파이썬 튜토리얼

나의 첫 오픈소스 기여

DDD

Sep 19, 2024 am 10:17 AM

문제 제기

첫 번째 기여로 프롬프트 및 완료 생성에 사용되는 토큰을 표시하는 새 플래그 옵션을 추가하는 새로운 기능을 다른 프로젝트에 추가하는 문제를 제출했습니다.

특징: 채팅 완료 토큰 정보 플래그 옵션 #8

클레오벤트라 게시일: 2024년 9월 16일

설명

사용자에게 전송 및 수신된 토큰 수를 제공하는 플래그 옵션입니다. 채팅 완료 요청 시 토큰 예산 내에서 사용자가 머물도록 안내하는 중요한 기능이라고 생각합니다!

구현

이를 위해서는 -t 및 --token-usage가 될 수 있는 또 다른 옵션 플래그를 추가해야 합니다. 사용자가 명령에 이 플래그를 포함하면 완성 생성에 사용된 토큰 수와 프롬프트에 사용된 토큰 수를 명확하게 자세히 표시해야 합니다.

GitHub에서 보기

저는 fadingNA의 오픈 소스 프로젝트인 chat-minal에 기여하기로 결정했습니다. chat-minal은 Python으로 작성된 CLI 도구로 OpenAI를 활용하여 코드 검토 생성, 파일 변환, 마크다운 생성 등 다양한 작업을 수행할 수 있습니다. 텍스트, 텍스트 요약.

내 풀 요청

이전에 Python으로 코드를 작성해 본 적이 있지만 그것이 내 능력이 가장 뛰어난 것은 아닙니다. 따라서 이 프로젝트에 참여하는 것은 나에게 어렵지만 좋은 학습 경험을 제공합니다.
문제는 다른 사람의 코드를 읽고 이해해야 하며 코드의 디자인을 깨지 않는 방식으로 적절한 솔루션을 제공해야 한다는 것입니다. 코드를 크게 변경하지 않고도 효율적으로 기능을 추가하고 코드의 일관성을 유지하려면 흐름을 이해하는 것이 중요합니다.

FEAT: 토큰 사용 플래그 #9

클레오벤트라 게시일: 2024년 9월 16일

특징

사용자에 대해 --token_usage 플래그 옵션을 포함하는 기능을 추가했습니다. 이 옵션은 프롬프트 및 생성된 완료에 사용된 토큰 수에 대한 정보를 사용자에게 제공합니다.

구현

코드 설계를 바탕으로 제가 생각해낸 해결책은 token_usage 플래그가 있는지 확인하는 것입니다. token_usage 플래그가 사용되지 않은 경우 코드에서 불필요한 if 문을 확인하는 것을 원하지 않기 때문에 청크 내부에 Usage_metadata가 있는지 확인하는 차이점을 제외하고 두 개의 별도의 동일한 루프 논리를 만들었습니다.

if token_usage:
    for chunk in runnable.stream({"input_text": input_text}):
        print(chunk.content, end="", flush=True)
        answer.append(chunk.content)

        if chunk.usage_metadata:
            completion_tokens = chunk.usage_metadata.get('output_tokens')
            prompt_tokens = chunk.usage_metadata.get('input_tokens')
else:
    for chunk in runnable.stream({"input_text": input_text}):
        print(chunk.content, end="", flush=True)
        answer.append(chunk.content)

디스플레이

At the end of the execution of get_completions() method, a check for the flag token_usage is added, which then displays the token usage details to stderr if the flag was used.

if token_usage:
    logger.error(f"Tokens used for completion: <span class="pl-s1"><span class="pl-kos">{completion_tokens}</span>"</span>)
    logger.error(f"Tokens used for prompt: <span class="pl-s1"><span class="pl-kos">{prompt_tokens}</span>"</span>)

View on GitHub

My solution

Retrieving the token usage

if token_usage:
    for chunk in runnable.stream({"input_text": input_text}):
        print(chunk.content, end="", flush=True)
        answer.append(chunk.content)

        if chunk.usage_metadata:
            completion_tokens = chunk.usage_metadata.get('output_tokens')
            prompt_tokens = chunk.usage_metadata.get('input_tokens')
else:
    for chunk in runnable.stream({"input_text": input_text}):
        print(chunk.content, end="", flush=True)
        answer.append(chunk.content)

Originally, the code only had one for loop which retrieves the content from a stream and appends it to an array which forms the response of the completion.

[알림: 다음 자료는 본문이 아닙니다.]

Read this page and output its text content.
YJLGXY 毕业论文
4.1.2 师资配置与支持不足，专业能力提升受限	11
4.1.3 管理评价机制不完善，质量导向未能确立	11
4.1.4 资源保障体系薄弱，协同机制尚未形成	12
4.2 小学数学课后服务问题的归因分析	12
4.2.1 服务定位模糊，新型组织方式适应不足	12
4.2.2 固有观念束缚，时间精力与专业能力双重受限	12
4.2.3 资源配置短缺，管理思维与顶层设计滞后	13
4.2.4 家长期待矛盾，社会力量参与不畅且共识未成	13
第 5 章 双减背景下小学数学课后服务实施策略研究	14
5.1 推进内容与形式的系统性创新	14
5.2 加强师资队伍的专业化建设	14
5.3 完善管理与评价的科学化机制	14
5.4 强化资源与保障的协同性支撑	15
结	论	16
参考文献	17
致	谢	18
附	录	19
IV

Why did I write it this way?

My reasoning behind duplicating the for while adding the distinct if block is to prevent the code from repeatedly checking the if block even if the user is not using the newly added --token_usage flag. So instead, I check for the existence of the flag firstly, and then decide which for loop to execute.

Realization

Even though my pull request has been accepted by the project owner, I realized late that this way adds complexity to the code's maintainability. For example, if there are changes required in the for loop for processing the stream, that means modifying the code twice since there are two identical for loops.

What I think I could do as an improvement for it is to make it into a function so that any changes required can be done in one function only, keeping the maintainability of the code. This just proves that even if I wrote the code with optimization in mind, there are still other things that I can miss which is crucial to a project, which in this case, is maintainability.

Receiving a pull request

My tool, genereadme, also received a contribution. I received a PR from Mounayer, which is to add the same feature to my project.

feat: added a new flag that displays the number of tokens sent in prompt and received in completion #13

Mounayer posted on Sep 15, 2024

Description

Closes #12.

Added a new flag --token-usage which when given, prints the number of tokens that were sent in the prompt and the number of tokens that were returned in the completion to `stderr.

This simply required the addition for another flag check --token-usage:

   .option("--token-usage", "Show prompt and completion token usage")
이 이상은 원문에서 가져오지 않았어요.